Ce dispositif devra intégrer les obligations qui pourront être éventuellement formulées par l’Autorité de la Concurrence, repose sur 3 piliers :
- Le Contrat dépendance solidaire présenterait les caractéristiques suivantes :
- Un contrat d’assurance obligatoire, adossé automatiquement aux contrats complémentaire santé responsables individuels et collectifs. Cet adossement automatique permettrait une prise en charge immédiate des personnes totalement dépendantes sans période de carence,
- Les mêmes garanties pour tous et une grille tarifaire unique : ce contrat dépendance obligatoire assurerait le service d’une rente en cas de dépendance totale (GIR 1 et GIR 2) et ce, quel que soit l’âge de l’assuré et dès la première année de souscription,
- Une mise en œuvre simplifiée : la mise en œuvre de la garantie dépendance proposée serait déterminée en fonction des critères objectifs de la grille AGGIR : dès lors que l’assuré reçoit l’APA au titre d’un GIR 1 ou 2,
- Des tarifs transparents et à la portée de tous : l’âge de démarrage de paiement des cotisations tel qu’il sera défini dans le dispositif final déterminera le niveau de la cotisation : plus la mutualisation est large, plus la cotisation est limitée,
- Le pilotage du risque dépendance propre à garantir la pérennité du système : le pool d’assureurs serait le porteur du risque a priori par le biais d’un mécanisme de coassurance. Le pool verserait les rentes et effectuerait le pilotage de long terme du risque en coordination notamment avec les pouvoirs publics : partage des statistiques, suivi, évolution de la grille AGGIR…

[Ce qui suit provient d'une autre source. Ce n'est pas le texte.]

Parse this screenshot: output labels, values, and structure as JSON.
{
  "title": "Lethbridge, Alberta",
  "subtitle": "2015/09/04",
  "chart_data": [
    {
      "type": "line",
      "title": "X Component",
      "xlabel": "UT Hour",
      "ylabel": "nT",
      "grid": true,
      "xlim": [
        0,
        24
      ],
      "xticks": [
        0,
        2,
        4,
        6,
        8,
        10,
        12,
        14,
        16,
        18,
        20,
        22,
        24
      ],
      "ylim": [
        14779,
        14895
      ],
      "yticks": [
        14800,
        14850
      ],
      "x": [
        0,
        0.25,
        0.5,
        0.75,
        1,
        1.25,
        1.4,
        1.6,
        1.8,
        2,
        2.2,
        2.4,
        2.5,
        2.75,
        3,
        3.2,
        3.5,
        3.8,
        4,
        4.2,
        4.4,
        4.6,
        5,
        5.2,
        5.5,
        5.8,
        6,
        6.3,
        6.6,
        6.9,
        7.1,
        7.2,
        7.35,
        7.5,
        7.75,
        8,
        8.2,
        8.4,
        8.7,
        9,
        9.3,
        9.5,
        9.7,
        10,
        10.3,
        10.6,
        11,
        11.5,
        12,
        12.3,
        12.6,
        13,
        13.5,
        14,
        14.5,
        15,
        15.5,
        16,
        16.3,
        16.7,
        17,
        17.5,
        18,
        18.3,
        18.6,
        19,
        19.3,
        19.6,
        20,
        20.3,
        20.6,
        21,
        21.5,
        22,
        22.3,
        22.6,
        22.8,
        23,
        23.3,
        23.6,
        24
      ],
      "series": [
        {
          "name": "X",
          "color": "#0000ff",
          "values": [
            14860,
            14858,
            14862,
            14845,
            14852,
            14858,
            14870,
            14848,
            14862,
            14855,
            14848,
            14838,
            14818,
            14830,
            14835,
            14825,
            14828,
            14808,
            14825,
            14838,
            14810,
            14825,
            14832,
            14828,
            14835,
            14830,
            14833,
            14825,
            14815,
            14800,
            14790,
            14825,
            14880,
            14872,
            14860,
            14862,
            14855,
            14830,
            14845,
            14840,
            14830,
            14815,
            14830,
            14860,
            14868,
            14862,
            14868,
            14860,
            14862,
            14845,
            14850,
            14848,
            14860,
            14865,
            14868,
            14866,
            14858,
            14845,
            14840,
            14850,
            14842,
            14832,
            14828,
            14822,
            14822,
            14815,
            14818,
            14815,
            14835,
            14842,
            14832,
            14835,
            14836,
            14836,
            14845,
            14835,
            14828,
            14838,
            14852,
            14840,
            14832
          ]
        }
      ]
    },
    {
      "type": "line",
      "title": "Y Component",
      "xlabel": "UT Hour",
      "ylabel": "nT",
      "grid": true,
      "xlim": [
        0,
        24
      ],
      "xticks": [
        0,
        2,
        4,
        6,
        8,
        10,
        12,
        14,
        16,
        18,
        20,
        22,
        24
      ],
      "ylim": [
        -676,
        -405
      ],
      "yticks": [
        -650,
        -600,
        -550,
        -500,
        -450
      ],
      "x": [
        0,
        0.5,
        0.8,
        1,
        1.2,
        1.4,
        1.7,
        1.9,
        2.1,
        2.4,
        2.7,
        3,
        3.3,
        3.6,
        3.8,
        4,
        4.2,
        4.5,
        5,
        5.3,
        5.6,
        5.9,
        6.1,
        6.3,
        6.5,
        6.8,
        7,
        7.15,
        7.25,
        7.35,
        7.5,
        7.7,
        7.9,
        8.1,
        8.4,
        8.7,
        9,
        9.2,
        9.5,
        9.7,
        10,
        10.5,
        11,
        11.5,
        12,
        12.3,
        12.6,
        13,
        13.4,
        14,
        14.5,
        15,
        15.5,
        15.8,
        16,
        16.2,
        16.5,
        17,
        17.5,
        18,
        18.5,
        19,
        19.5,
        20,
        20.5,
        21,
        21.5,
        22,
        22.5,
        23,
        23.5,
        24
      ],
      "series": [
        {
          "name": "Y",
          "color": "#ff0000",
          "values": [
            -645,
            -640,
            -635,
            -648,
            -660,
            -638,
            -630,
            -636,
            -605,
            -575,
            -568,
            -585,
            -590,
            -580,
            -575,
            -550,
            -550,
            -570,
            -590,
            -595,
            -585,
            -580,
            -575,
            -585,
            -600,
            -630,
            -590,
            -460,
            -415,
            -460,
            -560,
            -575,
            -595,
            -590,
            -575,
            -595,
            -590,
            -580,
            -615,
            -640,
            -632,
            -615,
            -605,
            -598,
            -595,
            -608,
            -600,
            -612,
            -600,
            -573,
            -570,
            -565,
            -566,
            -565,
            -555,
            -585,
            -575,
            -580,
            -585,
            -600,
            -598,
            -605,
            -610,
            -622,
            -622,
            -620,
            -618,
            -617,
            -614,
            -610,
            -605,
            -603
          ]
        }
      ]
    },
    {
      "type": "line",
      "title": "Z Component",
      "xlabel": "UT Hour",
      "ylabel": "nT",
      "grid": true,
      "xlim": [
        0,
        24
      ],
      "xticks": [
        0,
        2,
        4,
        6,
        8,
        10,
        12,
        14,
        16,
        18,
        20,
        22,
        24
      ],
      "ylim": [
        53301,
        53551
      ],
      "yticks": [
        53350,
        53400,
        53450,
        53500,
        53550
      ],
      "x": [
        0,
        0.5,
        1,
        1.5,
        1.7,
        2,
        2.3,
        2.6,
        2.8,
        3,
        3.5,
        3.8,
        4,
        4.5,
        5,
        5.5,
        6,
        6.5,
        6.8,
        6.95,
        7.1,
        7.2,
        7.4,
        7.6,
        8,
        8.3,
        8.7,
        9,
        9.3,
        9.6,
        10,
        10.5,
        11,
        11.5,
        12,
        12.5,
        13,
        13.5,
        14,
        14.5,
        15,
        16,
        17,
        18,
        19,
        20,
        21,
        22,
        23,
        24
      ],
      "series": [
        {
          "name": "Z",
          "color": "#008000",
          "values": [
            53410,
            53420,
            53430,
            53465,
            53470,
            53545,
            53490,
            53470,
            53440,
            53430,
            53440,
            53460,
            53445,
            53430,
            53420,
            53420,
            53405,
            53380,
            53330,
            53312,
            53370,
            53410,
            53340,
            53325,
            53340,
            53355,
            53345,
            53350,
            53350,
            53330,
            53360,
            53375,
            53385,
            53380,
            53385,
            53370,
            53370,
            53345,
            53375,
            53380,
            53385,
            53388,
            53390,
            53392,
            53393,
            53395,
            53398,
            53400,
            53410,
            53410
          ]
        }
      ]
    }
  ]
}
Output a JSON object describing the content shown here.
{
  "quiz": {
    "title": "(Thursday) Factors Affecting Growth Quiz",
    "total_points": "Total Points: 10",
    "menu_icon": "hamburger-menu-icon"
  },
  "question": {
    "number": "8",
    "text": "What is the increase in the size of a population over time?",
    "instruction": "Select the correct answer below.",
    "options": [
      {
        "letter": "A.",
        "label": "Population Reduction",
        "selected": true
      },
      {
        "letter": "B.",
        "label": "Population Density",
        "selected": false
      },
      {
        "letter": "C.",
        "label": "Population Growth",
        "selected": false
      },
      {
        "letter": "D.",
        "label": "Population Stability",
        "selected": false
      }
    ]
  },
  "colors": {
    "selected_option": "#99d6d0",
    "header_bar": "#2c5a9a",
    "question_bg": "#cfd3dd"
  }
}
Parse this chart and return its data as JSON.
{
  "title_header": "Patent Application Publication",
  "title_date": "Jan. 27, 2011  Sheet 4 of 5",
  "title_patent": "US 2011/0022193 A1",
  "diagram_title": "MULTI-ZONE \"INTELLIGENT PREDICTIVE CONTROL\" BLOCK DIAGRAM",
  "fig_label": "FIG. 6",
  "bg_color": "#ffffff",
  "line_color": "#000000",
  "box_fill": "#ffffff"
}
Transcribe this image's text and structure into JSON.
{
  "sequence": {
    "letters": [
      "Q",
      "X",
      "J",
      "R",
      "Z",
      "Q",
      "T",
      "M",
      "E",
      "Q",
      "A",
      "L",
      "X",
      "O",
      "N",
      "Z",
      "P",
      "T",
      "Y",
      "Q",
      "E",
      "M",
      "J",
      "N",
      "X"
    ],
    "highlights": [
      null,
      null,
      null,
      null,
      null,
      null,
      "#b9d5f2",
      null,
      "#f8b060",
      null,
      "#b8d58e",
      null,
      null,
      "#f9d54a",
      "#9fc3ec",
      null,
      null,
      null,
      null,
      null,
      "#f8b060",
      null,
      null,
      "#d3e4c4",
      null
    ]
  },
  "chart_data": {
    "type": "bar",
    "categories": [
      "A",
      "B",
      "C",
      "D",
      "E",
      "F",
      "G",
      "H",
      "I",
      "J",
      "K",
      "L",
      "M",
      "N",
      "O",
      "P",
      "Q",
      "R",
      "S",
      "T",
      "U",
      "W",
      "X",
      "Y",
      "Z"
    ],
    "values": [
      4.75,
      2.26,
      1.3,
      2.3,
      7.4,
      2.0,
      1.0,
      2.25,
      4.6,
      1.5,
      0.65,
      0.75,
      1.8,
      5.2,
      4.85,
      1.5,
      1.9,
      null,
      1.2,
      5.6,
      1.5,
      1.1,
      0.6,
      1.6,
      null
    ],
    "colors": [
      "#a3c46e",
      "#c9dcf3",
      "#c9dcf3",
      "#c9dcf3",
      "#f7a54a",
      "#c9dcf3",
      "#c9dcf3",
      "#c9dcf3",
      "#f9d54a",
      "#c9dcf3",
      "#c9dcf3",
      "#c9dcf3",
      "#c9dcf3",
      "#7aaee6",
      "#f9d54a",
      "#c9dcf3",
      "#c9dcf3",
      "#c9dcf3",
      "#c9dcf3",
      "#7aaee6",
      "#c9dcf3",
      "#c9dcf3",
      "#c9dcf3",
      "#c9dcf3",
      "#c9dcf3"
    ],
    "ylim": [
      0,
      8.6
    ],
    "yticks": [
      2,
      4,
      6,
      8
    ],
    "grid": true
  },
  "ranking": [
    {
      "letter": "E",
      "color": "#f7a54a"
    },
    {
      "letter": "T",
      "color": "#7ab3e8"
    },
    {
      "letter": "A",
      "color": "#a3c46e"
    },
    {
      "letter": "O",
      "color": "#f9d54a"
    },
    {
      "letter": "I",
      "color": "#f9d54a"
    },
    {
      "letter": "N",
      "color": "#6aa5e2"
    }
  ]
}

- Une gouvernance collégiale en charge de la mise en œuvre et de la supervision de ce contrat : le Comité recommande que la mise en œuvre et la supervision du Contrat Dépendance Solidaire soient confiées à une instance collégiale regroupant les partenaires sociaux, des représentant d’associations, des représentants de l’État et des professionnels de l’assurance ;
- Un pool d’organismes assureurs, opérateurs industriels, assurant la bonne exécution de l’ensemble du dispositif.
Cette publication du CCSF pourrait marquer un tournant, dans un contexte où des réflexions sur le financement de la perte d’autonomie devraient s'ouvrir dans le cadre d'une future loi de programmation sur le grand âge.